ESTADOS UNIDOS APOIA PROJECTO DE TERRAS RARAS EM MOÇAMBIQUE

A intenção do Governo dos Estados Unidos da América de apoiar financeiramente o projecto de exploração de terras raras no Monte Muambe, na província de Tete, representa mais do que um simples investimento mineiro: sinaliza um reposicionamento estratégico de Moçambique no mapa global dos minerais críticos.

O apoio, confirmado através da Agência de Comércio e Desenvolvimento dos EUA (USTDA), ainda sem valores divulgados, insere-se numa política mais ampla de diversificação das fontes de abastecimento de minerais estratégicos, essenciais para a indústria de defesa, transição energética, tecnologias limpas e produção de veículos eléctricos.

Trata-se do terceiro grande investimento norte-americano em recursos naturais no país desde 2024, depois do financiamento de 125,9 milhões de euros, aprovado pela International Development Finance Corporation (DFC) para a mina de grafite de Balama, no norte de Moçambique, operada pela Syrah Resources, destinada à produção de grafite para baterias, incluindo para o mercado industrial dos Estados Unidos.
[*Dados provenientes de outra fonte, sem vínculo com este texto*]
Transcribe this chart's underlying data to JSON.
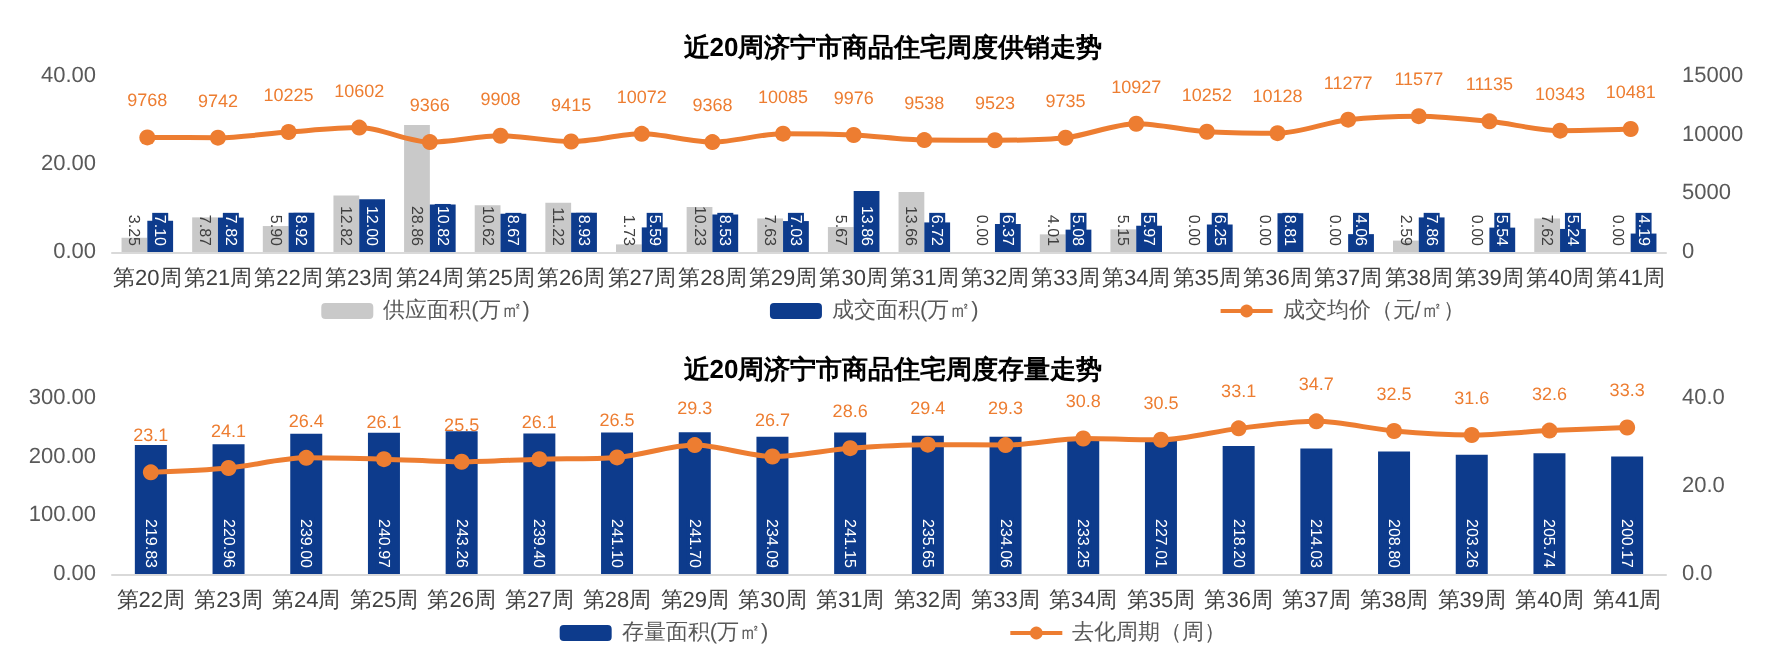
{
  "chart_data": [
    {
      "type": "bar",
      "title": "近20周济宁市商品住宅周度供销走势",
      "categories": [
        "第20周",
        "第21周",
        "第22周",
        "第23周",
        "第24周",
        "第25周",
        "第26周",
        "第27周",
        "第28周",
        "第29周",
        "第30周",
        "第31周",
        "第32周",
        "第33周",
        "第34周",
        "第35周",
        "第36周",
        "第37周",
        "第38周",
        "第39周",
        "第40周",
        "第41周"
      ],
      "series": [
        {
          "name": "供应面积(万㎡)",
          "color": "#c9c9c9",
          "values": [
            3.25,
            7.87,
            5.9,
            12.82,
            28.86,
            10.62,
            11.22,
            1.73,
            10.23,
            7.63,
            5.67,
            13.66,
            0,
            4.01,
            5.15,
            0,
            0,
            0,
            2.59,
            0,
            7.62,
            0
          ],
          "value_labels": [
            "3.25",
            "7.87",
            "5.90",
            "12.82",
            "28.86",
            "10.62",
            "11.22",
            "1.73",
            "10.23",
            "7.63",
            "5.67",
            "13.66",
            "0.00",
            "4.01",
            "5.15",
            "0.00",
            "0.00",
            "0.00",
            "2.59",
            "0.00",
            "7.62",
            "0.00"
          ]
        },
        {
          "name": "成交面积(万㎡)",
          "color": "#0d3b8c",
          "values": [
            7.1,
            7.82,
            8.92,
            12,
            10.82,
            8.67,
            8.93,
            5.59,
            8.53,
            7.03,
            13.86,
            6.72,
            6.37,
            5.08,
            5.97,
            6.25,
            8.81,
            4.06,
            7.86,
            5.54,
            5.24,
            4.19
          ],
          "value_labels": [
            "7.10",
            "7.82",
            "8.92",
            "12.00",
            "10.82",
            "8.67",
            "8.93",
            "5.59",
            "8.53",
            "7.03",
            "13.86",
            "6.72",
            "6.37",
            "5.08",
            "5.97",
            "6.25",
            "8.81",
            "4.06",
            "7.86",
            "5.54",
            "5.24",
            "4.19"
          ]
        },
        {
          "name": "成交均价（元/㎡）",
          "type": "line",
          "axis": "y2",
          "color": "#ed7d31",
          "values": [
            9768,
            9742,
            10225,
            10602,
            9366,
            9908,
            9415,
            10072,
            9368,
            10085,
            9976,
            9538,
            9523,
            9735,
            10927,
            10252,
            10128,
            11277,
            11577,
            11135,
            10343,
            10481
          ]
        }
      ],
      "ylim": [
        0,
        40
      ],
      "yticks": [
        {
          "value": 0,
          "label": "0.00"
        },
        {
          "value": 20,
          "label": "20.00"
        },
        {
          "value": 40,
          "label": "40.00"
        }
      ],
      "y2lim": [
        0,
        15000
      ],
      "y2ticks": [
        0,
        5000,
        10000,
        15000
      ],
      "data_labels": true,
      "marker": "circle",
      "legend": "bottom"
    },
    {
      "type": "bar",
      "title": "近20周济宁市商品住宅周度存量走势",
      "categories": [
        "第22周",
        "第23周",
        "第24周",
        "第25周",
        "第26周",
        "第27周",
        "第28周",
        "第29周",
        "第30周",
        "第31周",
        "第32周",
        "第33周",
        "第34周",
        "第35周",
        "第36周",
        "第37周",
        "第38周",
        "第39周",
        "第40周",
        "第41周"
      ],
      "series": [
        {
          "name": "存量面积(万㎡)",
          "color": "#0d3b8c",
          "values": [
            219.83,
            220.96,
            239,
            240.97,
            243.26,
            239.4,
            241.1,
            241.7,
            234.09,
            241.15,
            235.65,
            234.06,
            233.25,
            227.01,
            218.2,
            214.03,
            208.8,
            203.26,
            205.74,
            200.17
          ],
          "value_labels": [
            "219.83",
            "220.96",
            "239.00",
            "240.97",
            "243.26",
            "239.40",
            "241.10",
            "241.70",
            "234.09",
            "241.15",
            "235.65",
            "234.06",
            "233.25",
            "227.01",
            "218.20",
            "214.03",
            "208.80",
            "203.26",
            "205.74",
            "200.17"
          ]
        },
        {
          "name": "去化周期（周）",
          "type": "line",
          "axis": "y2",
          "color": "#ed7d31",
          "values": [
            23.1,
            24.1,
            26.4,
            26.1,
            25.5,
            26.1,
            26.5,
            29.3,
            26.7,
            28.6,
            29.4,
            29.3,
            30.8,
            30.5,
            33.1,
            34.7,
            32.5,
            31.6,
            32.6,
            33.3
          ]
        }
      ],
      "ylim": [
        0,
        300
      ],
      "yticks": [
        {
          "value": 0,
          "label": "0.00"
        },
        {
          "value": 100,
          "label": "100.00"
        },
        {
          "value": 200,
          "label": "200.00"
        },
        {
          "value": 300,
          "label": "300.00"
        }
      ],
      "y2lim": [
        0,
        40
      ],
      "y2ticks": [
        {
          "value": 0,
          "label": "0.0"
        },
        {
          "value": 20,
          "label": "20.0"
        },
        {
          "value": 40,
          "label": "40.0"
        }
      ],
      "data_labels": true,
      "marker": "circle",
      "legend": "bottom"
    }
  ]
}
Segundo a empresa Altona, promotora do projecto de Monte Muambe, o apoio da USTDA tem como objectivo estruturar o percurso técnico e financeiro do empreendimento, com foco na produção de elementos de terras raras vitais para ímanes permanentes de alta resistência, aplicações de defesa e tecnologias associadas à transição energética. O apoio está condicionado à assinatura de um acordo formal de doação, actualmente em fase de preparação.

Do ponto de vista geopolítico, o investimento norte-americano reflecte a crescente competição internacional por minerais críticos e a tentativa dos EUA de reduzir a dependência de mercados dominantes, particularmente asiáticos, no fornecimento de terras raras.

Para Moçambique, o projecto do Monte Muambe reforça o seu posicionamento como actor relevante no sector dos recursos estratégicos em África, ao lado de activos como o grafite, o gás natural e outros minerais industriais. No entanto, o verdadeiro impacto económico dependerá da capacidade do país em transformar investimento em desenvolvimento sustentável, valor acrescentado local, criação de emprego qualificado e benefícios efectivos para as comunidades.

Assim, mais do que um anúncio de financiamento, o apoio dos EUA ao projecto de Monte Muambe marca a entrada de Moçambique numa nova fase da economia dos minerais críticos, com implicações económicas, tecnológicas e diplomáticas de longo alcance.